Treatment with 1,400 W or aminoguanidine reduced macroscopic and histological parameters of oral mucositis, and reduced the inflammatory cell infiltration as detected by histopathology and by MPO activity. In contrast, the administration of L-NAME did not significantly reverse the inflammatory alterations induced by experimental mucositis. Increased NOS activity, nitrite level and immunostaining for iNOS were detected on the check pouch tissue of animals submitted to 5-FU-induced oral mucositis on the tenth day.
These results suggest an important role of NO produced by iNOS in the pathogenesis of oral mucositis induced by 5-FU.
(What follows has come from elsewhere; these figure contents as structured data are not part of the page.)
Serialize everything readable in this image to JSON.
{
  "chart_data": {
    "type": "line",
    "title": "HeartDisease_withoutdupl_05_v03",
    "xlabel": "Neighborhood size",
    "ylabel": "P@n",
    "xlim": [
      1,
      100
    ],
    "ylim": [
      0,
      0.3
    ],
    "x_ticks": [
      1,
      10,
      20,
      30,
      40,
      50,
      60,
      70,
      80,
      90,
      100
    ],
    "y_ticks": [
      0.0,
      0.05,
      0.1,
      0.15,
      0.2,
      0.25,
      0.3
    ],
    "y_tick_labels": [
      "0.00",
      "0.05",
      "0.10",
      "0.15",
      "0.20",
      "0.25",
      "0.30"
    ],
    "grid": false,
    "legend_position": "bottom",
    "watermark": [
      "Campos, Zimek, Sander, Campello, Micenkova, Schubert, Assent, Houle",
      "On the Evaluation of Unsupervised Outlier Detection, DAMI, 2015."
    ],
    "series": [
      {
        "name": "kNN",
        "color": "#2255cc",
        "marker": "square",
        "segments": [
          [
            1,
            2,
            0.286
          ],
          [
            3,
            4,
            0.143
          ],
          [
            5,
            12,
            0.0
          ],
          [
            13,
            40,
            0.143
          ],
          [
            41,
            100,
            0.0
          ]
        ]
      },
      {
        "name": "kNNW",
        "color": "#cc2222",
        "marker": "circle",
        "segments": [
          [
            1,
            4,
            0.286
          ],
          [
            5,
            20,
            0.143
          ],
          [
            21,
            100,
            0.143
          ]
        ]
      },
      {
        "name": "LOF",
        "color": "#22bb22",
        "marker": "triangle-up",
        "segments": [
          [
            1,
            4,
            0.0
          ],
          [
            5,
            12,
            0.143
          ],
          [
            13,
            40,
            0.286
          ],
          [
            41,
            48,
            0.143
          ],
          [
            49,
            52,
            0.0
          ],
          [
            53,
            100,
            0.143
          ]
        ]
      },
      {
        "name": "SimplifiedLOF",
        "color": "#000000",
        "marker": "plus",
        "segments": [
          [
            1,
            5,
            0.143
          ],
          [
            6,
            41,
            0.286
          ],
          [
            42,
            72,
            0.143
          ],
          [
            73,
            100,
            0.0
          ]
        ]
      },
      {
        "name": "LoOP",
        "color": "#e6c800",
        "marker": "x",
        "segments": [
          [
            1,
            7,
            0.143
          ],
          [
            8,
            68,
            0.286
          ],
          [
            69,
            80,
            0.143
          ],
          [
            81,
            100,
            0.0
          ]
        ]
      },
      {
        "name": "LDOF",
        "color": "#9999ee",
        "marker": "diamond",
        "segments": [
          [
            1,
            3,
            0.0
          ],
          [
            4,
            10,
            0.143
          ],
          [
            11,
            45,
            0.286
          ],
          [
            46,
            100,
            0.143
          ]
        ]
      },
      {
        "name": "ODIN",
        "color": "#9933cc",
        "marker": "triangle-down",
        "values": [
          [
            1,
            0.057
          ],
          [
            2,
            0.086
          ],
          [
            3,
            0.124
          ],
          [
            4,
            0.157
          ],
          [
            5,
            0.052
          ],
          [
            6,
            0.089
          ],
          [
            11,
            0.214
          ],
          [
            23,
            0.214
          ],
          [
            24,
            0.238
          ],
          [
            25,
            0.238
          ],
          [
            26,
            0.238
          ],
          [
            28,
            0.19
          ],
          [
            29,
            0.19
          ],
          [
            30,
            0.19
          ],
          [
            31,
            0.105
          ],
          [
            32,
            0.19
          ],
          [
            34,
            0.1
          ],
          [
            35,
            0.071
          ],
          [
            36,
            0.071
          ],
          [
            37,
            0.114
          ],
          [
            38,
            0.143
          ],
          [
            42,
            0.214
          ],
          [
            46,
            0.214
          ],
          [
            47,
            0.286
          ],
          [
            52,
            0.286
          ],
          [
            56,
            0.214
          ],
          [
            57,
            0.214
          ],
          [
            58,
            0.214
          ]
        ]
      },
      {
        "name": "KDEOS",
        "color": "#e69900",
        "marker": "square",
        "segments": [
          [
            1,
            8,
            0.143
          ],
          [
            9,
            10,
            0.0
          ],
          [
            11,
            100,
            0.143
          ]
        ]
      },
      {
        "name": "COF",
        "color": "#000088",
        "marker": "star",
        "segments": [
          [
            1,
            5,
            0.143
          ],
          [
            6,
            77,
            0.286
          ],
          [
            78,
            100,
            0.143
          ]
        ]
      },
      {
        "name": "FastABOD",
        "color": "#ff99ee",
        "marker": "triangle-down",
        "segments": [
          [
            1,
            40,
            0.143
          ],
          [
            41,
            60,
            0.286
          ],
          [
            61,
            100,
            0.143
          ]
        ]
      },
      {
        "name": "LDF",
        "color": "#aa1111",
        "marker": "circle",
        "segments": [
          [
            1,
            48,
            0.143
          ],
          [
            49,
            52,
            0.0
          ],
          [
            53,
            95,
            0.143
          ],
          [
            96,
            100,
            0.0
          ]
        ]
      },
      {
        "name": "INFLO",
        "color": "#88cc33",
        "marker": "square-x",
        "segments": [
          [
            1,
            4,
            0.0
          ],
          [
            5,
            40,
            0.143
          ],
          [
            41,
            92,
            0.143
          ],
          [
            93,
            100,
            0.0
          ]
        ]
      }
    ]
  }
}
抗肿瘤药物引起的粘膜炎是癌症治疗中一种重要的、剂量限制性且代价高昂的副作用。
研究一氧化氮(NO)在5-氟尿嘧啶(5-FU)诱导的口腔粘膜炎发病机制中的作用。
在实验的第一天和第二天,通过两次腹腔注射5-FU(分别为60和40mg/kg)诱导雄性仓鼠发生口腔粘膜炎。在注射5-FU前1小时,给动物皮下注射生理盐水(0.4ml)、1,400W(1mg/kg)、氨基胍(5或10mg/kg)或Nω-硝基-L-精氨酸甲酯(L-NAME)(5、10或20mg/kg),并每天注射直至在第十天处死。对宏观和组织病理学分析进行评估和分级。采集颊囊组织用于测量髓过氧化物酶(MPO)活性、亚硝酸盐水平,并进行诱导型一氧化氮合酶(iNOS)的免疫组织化学检测。
用1,400W或氨基胍治疗可降低口腔粘膜炎的宏观和组织学参数,并减少组织病理学和MPO活性检测到的炎性细胞浸润。相比之下,给予L-NAME并没有显著逆转实验性粘膜炎诱导的炎性改变。在第十天,对接受5-FU诱导的口腔粘膜炎的动物的颊囊组织检测到NOS活性、亚硝酸盐水平增加以及iNOS免疫染色增强。
这些结果表明iNOS产生的NO在5-FU诱导的口腔粘膜炎发病机制中起重要作用。